A potential resident of Carlyle Gardens Retirement Village pays a substantial ingoing contribution as a loan to the property trust. Any incoming accommodation payments made by a resident to the legal owner (Carlyle Gardens Pty Ltd) of the applicable Property will be fully on-lent to Prime Trust. This loan is approximately the value of the house and land, plus a proportion of the communal facilities. In short, entering a retirement resort isn't any cheaper than buying a home. In return you receive a long term lease which gives the resident a licence to occupy an individual accommodation unit and use of communal facilities. In general, you do not receive any increase in value from the property.

Exit Fee

On termination of the lease, the Carlyle Gardens resident is repaid the ingoing contribution (the loan) less deferred management and exit fees. These exit fees currently range between 7.5% for one year and 35% for nine years. In short, you may receive only 65% of what you paid.

When a unit is vacated, upgrading of the unit is undertaken to ensure that the standard of the units continues to meet market expectations.

Monthly Fee

The Carlyle Gardens resident is required to pay monthly fees to cover the communal operating costs and some capital repair and replacement items. Fee increases are generally limited to CPI figures.

Who Is Who

Prime Trust, or the entity within Prime Trust which is the legal owner (Carlyle Gardens Pty Ltd, is a subsidiary of Australian Property Custodian Holdings Limited, founded by managing director Bill Lewski, a major shareholder who sold control to corporate advisor Kidder Williams in April 2008 for under A$100M and was replaced by Philip Powell of Kidder Williams) leases each applicable Property (this is all of Carlyle Gardens) to an entity (Tenant) who have resort management rights. The Tenant entity was ultimately owned by the Retirement Guide Group (actually the people who took it over in 2007, Babcock & Brown Pty Ltd's subsidiary, Retirement Management Pty Ltd). In January 2009, Lend Lease Primelife took over management rights. This is what is meant when Prime Trust say its properties are operated by experienced parties under long-term arrangements.
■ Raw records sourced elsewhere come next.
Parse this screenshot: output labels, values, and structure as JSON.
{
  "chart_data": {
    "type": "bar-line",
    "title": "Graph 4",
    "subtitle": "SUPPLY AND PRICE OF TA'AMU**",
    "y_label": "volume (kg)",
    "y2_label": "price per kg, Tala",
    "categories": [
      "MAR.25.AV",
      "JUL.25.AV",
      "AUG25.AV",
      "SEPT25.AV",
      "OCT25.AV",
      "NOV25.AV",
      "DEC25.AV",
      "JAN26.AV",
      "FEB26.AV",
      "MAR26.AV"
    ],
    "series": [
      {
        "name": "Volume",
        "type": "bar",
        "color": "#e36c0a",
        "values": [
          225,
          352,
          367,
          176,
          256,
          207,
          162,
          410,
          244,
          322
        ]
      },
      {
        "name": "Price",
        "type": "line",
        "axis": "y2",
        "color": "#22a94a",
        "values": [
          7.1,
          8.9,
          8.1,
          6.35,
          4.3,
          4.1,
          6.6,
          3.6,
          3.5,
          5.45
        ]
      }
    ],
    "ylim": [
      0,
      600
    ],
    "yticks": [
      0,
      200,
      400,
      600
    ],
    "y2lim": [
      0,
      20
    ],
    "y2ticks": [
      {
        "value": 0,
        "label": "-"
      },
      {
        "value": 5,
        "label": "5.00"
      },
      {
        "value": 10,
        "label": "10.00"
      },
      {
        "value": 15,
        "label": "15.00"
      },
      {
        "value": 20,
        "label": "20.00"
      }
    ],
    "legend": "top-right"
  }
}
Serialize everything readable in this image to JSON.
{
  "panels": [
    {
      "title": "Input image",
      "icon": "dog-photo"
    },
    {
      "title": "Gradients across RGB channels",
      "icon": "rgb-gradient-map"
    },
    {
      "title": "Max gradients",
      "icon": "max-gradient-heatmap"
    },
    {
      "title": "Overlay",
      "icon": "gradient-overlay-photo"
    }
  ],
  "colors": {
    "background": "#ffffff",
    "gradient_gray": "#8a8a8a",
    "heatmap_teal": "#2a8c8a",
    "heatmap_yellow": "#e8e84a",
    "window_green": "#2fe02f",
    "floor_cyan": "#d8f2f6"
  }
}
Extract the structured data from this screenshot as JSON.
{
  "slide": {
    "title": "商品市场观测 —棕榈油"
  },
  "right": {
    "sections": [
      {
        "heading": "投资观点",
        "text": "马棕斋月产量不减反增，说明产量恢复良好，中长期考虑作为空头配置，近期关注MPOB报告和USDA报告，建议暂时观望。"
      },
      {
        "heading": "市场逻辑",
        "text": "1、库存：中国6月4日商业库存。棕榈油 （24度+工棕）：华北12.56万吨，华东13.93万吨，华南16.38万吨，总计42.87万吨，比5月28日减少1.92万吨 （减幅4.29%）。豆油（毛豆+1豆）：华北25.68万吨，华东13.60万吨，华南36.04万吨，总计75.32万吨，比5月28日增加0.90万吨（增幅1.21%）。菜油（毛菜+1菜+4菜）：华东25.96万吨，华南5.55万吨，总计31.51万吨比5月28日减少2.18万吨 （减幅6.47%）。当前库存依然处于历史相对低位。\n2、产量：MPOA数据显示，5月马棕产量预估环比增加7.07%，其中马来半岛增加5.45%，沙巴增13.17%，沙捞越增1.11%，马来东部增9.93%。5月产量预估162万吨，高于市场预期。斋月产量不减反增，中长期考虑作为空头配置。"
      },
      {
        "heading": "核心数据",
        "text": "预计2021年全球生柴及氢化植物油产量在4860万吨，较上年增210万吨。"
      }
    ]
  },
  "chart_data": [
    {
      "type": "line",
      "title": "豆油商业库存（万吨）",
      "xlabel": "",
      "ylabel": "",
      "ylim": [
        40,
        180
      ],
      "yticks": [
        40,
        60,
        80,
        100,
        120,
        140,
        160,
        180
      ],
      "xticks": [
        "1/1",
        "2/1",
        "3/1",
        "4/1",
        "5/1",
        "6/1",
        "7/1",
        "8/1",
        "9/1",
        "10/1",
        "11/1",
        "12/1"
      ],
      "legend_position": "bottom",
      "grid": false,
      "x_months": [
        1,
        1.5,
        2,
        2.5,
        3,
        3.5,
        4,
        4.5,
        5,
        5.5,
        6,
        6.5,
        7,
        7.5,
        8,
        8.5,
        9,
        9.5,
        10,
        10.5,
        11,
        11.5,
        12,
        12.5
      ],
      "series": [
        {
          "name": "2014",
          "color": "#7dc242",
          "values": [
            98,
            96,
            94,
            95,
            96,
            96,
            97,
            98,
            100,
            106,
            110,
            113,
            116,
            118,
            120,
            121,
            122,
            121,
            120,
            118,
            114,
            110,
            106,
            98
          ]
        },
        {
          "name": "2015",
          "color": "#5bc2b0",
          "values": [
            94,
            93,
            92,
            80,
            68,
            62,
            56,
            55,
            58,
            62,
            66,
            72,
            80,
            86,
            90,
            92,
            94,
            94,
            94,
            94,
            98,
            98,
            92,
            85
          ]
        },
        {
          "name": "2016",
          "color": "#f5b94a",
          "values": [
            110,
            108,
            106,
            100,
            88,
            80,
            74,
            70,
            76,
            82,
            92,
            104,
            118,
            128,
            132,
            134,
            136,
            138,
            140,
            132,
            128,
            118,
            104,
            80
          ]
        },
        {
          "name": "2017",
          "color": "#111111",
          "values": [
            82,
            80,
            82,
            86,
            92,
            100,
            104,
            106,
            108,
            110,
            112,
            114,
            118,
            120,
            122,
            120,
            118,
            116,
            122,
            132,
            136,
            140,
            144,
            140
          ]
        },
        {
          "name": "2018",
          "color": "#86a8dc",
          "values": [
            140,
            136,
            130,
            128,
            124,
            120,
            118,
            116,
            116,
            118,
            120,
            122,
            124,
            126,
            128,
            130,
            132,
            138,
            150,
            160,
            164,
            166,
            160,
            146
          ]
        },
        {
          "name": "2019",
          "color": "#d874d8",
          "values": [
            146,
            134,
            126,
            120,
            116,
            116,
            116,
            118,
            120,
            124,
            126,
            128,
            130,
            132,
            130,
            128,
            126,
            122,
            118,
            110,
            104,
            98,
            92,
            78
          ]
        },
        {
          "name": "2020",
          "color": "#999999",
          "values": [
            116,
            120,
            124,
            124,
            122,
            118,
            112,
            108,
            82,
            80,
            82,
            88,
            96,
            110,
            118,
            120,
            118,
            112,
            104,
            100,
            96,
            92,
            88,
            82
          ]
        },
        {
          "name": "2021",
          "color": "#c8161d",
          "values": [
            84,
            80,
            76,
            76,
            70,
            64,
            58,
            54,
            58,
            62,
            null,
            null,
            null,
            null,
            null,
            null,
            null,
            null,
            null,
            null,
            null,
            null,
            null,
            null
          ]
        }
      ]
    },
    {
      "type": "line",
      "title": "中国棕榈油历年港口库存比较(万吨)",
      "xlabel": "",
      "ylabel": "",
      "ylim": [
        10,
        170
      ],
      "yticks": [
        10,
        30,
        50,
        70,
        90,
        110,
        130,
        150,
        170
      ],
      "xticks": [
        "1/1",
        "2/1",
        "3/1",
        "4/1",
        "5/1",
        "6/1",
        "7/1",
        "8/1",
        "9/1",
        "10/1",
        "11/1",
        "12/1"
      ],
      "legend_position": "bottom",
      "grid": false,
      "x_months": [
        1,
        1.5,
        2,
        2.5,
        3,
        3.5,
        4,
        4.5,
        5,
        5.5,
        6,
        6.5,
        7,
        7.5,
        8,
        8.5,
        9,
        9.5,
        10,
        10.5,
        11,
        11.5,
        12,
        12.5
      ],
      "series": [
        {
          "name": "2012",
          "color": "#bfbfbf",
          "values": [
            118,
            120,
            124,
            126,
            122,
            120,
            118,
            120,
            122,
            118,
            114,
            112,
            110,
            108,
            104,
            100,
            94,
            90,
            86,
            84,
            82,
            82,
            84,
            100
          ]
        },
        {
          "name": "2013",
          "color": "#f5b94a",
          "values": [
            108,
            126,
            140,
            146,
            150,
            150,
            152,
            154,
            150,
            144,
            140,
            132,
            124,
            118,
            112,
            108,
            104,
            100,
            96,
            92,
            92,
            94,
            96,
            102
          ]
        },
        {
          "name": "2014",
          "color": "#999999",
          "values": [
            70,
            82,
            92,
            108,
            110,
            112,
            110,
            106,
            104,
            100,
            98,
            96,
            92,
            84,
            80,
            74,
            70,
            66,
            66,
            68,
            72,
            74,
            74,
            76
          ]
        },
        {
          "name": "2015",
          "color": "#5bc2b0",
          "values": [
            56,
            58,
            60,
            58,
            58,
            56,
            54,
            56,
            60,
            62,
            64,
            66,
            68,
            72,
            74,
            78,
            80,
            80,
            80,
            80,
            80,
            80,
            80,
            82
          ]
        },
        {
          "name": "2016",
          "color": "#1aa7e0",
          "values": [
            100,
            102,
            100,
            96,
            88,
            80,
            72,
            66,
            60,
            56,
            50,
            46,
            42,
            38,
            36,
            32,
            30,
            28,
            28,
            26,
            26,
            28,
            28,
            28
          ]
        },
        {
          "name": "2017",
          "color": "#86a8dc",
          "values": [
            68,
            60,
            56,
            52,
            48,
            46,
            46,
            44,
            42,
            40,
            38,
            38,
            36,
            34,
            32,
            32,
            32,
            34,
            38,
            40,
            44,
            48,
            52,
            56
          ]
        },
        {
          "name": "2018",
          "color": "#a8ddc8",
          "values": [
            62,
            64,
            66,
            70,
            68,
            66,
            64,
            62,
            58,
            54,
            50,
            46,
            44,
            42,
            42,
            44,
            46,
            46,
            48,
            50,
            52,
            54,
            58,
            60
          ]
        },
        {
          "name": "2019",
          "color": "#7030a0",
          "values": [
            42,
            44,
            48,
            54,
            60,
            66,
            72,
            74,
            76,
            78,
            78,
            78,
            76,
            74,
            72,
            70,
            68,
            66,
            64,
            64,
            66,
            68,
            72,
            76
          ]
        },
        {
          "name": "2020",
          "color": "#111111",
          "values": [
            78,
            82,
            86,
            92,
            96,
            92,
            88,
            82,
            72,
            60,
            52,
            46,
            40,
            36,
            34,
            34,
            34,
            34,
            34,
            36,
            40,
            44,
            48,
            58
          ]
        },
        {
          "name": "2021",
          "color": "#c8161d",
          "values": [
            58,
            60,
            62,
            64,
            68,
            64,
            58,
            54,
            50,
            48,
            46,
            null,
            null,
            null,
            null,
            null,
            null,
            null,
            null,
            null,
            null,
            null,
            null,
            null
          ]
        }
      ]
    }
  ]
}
Prime Trust annual reports have been troubling during the global financial crisis.

The Tenant is responsible for the day-to-day management of the Property and is the effective interface with the residents and ensures that all legislative and other matters are properly attended to.

The Tenant will pay rent to Prime Trust which has two components: a fixed amount (around $100) per annum per Resident Agreement and a variable amount being a percentage of the deferred management fee resulting from every rollover of an accommodation unit.

Expansion Plans at Carlyle Gardens

Prime Trust bought the Carlyle Gardens retirement village in 2007 for $49.5 million. It was part of the former Green retirement assets (HQ in Bundaberg). Prime Trust has built a 500-seat auditorium, bar, restaurant and gym.

New homes were expected in Carlyle Gardens commencing April 2008. The first 70 or so homes were expected to expand to 344 by 2011.

In mid 2008, Prime Trust expected to expand Carlyle Gardens to make a A$170 million expansion in the retirement area. Doubling the number of independent living units to 720, according to former project manager Peter Kirkham.

Mr Kirkham said Prime was targeting two distinct markets among the baby boomers, those over 65 looking for a resort lifestyle and younger baby boomers aged around 55 seeking the latest digital and environmental technologies.

Prime was responding with plans for fibre optic connections as well as environmental features including a suite of energy innovations and options for roof-top solar photovoltaic panels.